You can write web applications on top of Google App Engine in many programming languages, and your choices include Python, Java, Go, and PHP. For Python, two versions of runtimes are available, we will focus on the latest version.
Let's briefly look at each of the environments.
The most basic and important principle of all runtime environments, including that of Python, is that you can talk to the outside world only by going through Google's own services. It is like a completely sealed and contained sandbox where you are not allowed to write to the disk or to connect to the network. However, no program will be very useful in that kind of isolation. Therefore, you can definitely talk to the outside world but only through the services provided by the App Engine. You can also ship your own code and libraries but they must all be in pure Python code and no C extensions are allowed. This is actually a limitation and tradeoff to ensure that the containers are always identical. Since no external libraries are allowed, it can be ensured that the minimal set of native required libraries is always present on the instance.

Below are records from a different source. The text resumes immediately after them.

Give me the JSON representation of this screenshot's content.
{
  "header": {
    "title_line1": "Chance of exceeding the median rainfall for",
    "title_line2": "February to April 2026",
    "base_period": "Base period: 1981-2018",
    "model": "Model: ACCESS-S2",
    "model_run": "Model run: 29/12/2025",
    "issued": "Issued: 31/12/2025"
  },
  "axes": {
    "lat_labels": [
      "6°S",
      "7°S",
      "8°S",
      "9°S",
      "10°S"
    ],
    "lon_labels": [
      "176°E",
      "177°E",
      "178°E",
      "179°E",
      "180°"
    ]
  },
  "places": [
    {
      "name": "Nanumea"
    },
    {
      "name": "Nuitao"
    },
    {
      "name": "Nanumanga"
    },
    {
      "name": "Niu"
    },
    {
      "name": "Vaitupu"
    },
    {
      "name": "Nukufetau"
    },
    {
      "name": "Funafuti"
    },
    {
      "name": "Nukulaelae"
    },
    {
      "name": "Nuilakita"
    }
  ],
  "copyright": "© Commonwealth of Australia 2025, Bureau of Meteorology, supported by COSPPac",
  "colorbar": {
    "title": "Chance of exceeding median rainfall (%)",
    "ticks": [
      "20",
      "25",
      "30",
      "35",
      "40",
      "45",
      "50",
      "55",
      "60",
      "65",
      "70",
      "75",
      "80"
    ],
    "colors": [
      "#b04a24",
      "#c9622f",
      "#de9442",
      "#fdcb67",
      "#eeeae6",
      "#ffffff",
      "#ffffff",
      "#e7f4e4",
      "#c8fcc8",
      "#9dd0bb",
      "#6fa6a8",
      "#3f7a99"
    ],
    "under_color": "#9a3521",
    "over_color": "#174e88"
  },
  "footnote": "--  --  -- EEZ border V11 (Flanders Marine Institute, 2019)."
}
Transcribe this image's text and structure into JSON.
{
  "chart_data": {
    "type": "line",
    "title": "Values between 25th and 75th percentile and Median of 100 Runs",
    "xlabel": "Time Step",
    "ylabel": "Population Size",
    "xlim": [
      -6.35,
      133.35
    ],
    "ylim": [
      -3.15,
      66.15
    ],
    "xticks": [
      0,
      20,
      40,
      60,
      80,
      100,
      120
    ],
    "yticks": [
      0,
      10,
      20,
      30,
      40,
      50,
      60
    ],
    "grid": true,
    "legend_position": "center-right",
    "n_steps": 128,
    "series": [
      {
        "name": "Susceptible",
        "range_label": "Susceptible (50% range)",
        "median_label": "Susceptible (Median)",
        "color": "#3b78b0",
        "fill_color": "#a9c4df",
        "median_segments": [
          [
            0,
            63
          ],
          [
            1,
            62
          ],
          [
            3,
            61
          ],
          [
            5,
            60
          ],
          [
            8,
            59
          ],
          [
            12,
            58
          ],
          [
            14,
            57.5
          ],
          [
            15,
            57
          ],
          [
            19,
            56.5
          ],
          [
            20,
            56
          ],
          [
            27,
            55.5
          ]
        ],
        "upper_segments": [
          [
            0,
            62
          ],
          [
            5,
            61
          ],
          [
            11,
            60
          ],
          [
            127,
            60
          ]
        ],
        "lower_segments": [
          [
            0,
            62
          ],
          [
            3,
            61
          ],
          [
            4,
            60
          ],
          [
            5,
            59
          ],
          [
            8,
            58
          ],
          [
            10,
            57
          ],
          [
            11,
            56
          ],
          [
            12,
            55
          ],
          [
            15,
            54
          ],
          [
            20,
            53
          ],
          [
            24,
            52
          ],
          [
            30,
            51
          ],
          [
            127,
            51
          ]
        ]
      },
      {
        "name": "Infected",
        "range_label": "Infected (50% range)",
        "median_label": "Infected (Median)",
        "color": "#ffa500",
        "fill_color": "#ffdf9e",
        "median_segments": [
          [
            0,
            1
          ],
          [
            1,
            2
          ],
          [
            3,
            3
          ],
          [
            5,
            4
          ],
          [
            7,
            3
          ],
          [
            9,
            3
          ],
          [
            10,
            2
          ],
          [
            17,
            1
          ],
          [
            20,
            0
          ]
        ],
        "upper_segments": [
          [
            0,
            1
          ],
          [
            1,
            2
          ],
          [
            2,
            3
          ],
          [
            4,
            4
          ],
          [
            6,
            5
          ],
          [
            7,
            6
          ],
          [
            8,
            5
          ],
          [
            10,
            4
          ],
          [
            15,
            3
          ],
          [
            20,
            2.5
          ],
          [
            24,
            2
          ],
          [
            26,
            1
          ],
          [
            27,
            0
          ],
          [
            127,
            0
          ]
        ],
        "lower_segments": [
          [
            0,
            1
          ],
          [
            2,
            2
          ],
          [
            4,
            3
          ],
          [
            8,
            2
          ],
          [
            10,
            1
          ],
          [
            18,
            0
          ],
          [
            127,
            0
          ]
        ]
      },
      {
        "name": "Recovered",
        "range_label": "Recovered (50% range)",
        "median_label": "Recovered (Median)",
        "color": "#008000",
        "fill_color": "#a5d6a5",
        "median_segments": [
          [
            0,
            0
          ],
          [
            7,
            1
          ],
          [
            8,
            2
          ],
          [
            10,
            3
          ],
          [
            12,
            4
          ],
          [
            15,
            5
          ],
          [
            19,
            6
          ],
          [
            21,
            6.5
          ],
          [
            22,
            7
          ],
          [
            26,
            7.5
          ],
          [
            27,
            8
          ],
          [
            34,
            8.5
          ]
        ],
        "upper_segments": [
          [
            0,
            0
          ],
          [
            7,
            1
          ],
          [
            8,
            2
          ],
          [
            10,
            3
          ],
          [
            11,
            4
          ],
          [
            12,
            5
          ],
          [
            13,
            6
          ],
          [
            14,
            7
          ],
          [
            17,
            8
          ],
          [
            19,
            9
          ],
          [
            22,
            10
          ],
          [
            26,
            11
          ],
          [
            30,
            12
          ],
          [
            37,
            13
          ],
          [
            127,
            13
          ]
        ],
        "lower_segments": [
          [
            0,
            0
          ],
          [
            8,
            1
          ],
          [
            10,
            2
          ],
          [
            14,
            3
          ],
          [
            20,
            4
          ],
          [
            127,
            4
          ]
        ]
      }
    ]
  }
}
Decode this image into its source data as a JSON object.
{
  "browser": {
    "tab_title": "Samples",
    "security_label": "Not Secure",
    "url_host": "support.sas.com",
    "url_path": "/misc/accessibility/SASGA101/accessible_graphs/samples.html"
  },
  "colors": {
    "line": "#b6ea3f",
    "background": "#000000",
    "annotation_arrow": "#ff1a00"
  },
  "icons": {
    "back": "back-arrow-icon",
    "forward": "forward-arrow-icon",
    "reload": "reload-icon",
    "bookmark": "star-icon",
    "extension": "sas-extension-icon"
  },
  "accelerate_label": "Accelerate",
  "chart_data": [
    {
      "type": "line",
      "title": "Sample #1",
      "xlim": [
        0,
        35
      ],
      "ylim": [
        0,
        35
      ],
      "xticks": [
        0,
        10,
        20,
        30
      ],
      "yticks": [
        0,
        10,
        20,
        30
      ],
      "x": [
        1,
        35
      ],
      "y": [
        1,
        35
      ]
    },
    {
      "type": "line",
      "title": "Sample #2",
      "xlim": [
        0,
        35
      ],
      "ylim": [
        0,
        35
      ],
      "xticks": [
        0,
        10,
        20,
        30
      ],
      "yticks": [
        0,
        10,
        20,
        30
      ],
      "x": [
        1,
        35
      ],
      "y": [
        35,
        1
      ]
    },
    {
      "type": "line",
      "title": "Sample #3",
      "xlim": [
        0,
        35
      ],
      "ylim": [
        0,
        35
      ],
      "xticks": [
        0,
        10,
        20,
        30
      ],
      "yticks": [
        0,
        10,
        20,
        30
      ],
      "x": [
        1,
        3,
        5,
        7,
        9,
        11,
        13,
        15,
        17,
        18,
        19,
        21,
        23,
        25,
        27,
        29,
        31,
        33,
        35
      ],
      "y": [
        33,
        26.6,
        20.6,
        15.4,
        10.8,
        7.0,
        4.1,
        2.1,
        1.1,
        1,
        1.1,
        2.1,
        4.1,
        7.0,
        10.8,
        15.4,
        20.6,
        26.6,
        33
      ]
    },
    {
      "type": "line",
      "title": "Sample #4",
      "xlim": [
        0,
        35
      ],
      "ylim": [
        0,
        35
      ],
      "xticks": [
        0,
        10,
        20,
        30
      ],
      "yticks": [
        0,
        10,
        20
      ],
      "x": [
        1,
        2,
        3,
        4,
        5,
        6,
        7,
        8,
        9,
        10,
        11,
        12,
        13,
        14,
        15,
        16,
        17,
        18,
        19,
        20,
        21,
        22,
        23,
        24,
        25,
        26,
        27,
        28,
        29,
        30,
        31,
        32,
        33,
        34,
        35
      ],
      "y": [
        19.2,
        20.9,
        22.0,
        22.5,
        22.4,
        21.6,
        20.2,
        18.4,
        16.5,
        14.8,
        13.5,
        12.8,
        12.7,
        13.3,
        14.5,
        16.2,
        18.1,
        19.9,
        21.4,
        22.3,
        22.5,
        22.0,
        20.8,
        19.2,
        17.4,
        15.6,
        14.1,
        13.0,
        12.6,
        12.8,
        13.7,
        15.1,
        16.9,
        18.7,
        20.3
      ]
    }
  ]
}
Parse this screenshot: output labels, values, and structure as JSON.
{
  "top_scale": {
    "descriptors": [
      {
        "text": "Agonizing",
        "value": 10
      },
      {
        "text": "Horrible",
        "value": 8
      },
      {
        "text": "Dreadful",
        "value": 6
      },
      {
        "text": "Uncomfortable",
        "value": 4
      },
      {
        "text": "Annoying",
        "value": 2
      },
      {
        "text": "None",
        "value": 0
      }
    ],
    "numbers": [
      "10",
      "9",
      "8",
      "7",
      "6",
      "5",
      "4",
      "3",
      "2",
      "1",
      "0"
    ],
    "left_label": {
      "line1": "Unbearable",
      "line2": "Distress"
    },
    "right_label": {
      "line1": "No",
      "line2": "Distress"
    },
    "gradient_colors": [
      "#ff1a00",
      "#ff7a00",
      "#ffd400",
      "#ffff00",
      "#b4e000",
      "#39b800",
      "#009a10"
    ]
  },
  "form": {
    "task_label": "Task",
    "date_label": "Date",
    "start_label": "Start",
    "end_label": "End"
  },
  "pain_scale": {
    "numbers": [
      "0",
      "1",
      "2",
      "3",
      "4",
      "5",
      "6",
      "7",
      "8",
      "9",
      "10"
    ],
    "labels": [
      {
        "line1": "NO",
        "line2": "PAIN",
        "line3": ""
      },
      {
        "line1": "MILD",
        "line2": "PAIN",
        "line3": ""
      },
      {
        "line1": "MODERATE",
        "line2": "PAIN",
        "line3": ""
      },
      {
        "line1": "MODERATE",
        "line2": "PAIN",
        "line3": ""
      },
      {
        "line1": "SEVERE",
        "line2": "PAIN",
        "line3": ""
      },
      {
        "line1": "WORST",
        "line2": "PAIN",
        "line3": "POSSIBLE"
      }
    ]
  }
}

At the very beginning, App Engine started with the Python runtime environment, and version 2.5 was the one that was available for you. It had a few external libraries too, and it provided a CGI environment for your web app to talk to the world. That is, when a web request comes in, the environment variables are set from the request, the body goes to
stdin and the Python interpreter invoked with given program. It is up to your program to then handle and respond to the request. This runtime environment is now deprecated.
Later, the Python 2.7 runtime environment came along, with new language features and updated shipped libraries. A major departure from the Python 2.5 runtime environment was not only the language version, but also a switch from CGI to WSGI. Because of this switch, it became possible for web apps to process requests concurrently. This boosted the overall throughput per instance. We will examine CGI and WSGI in detail in the next chapter.
Java runtime environment presents a standard Servlet version 2.5 environment, and there are two language versions available—Java 5 and Java 6. The Java 6 runtime environment is deprecated and will be soon removed. The Java 6 runtime environment will be replaced and new applications users can only be able to use Java 7. The
app.xml is a file that defines your application, and you have various standard Java APIs available to talk to Google services, such as JPA for persistence, Java Mail for mail, and so on.
This runtime environment is also capable of handling concurrent requests.
This runtime environment uses the new Go programming language from Google. It is a CGI environment too, and it's not possible to handle concurrent requests, the applications are written in Go version 1.4.
This is a preview platform, and the PHP interpreter is modified to fit in the scalable environment with the libraries patched, removed, or the individual functions disabled. You get to develop applications just as you would do for any normal PHP web application, but there are many limitations. Many of the standard library modules are either not available, or are partially functional, the applications are written in PHP version 5.5.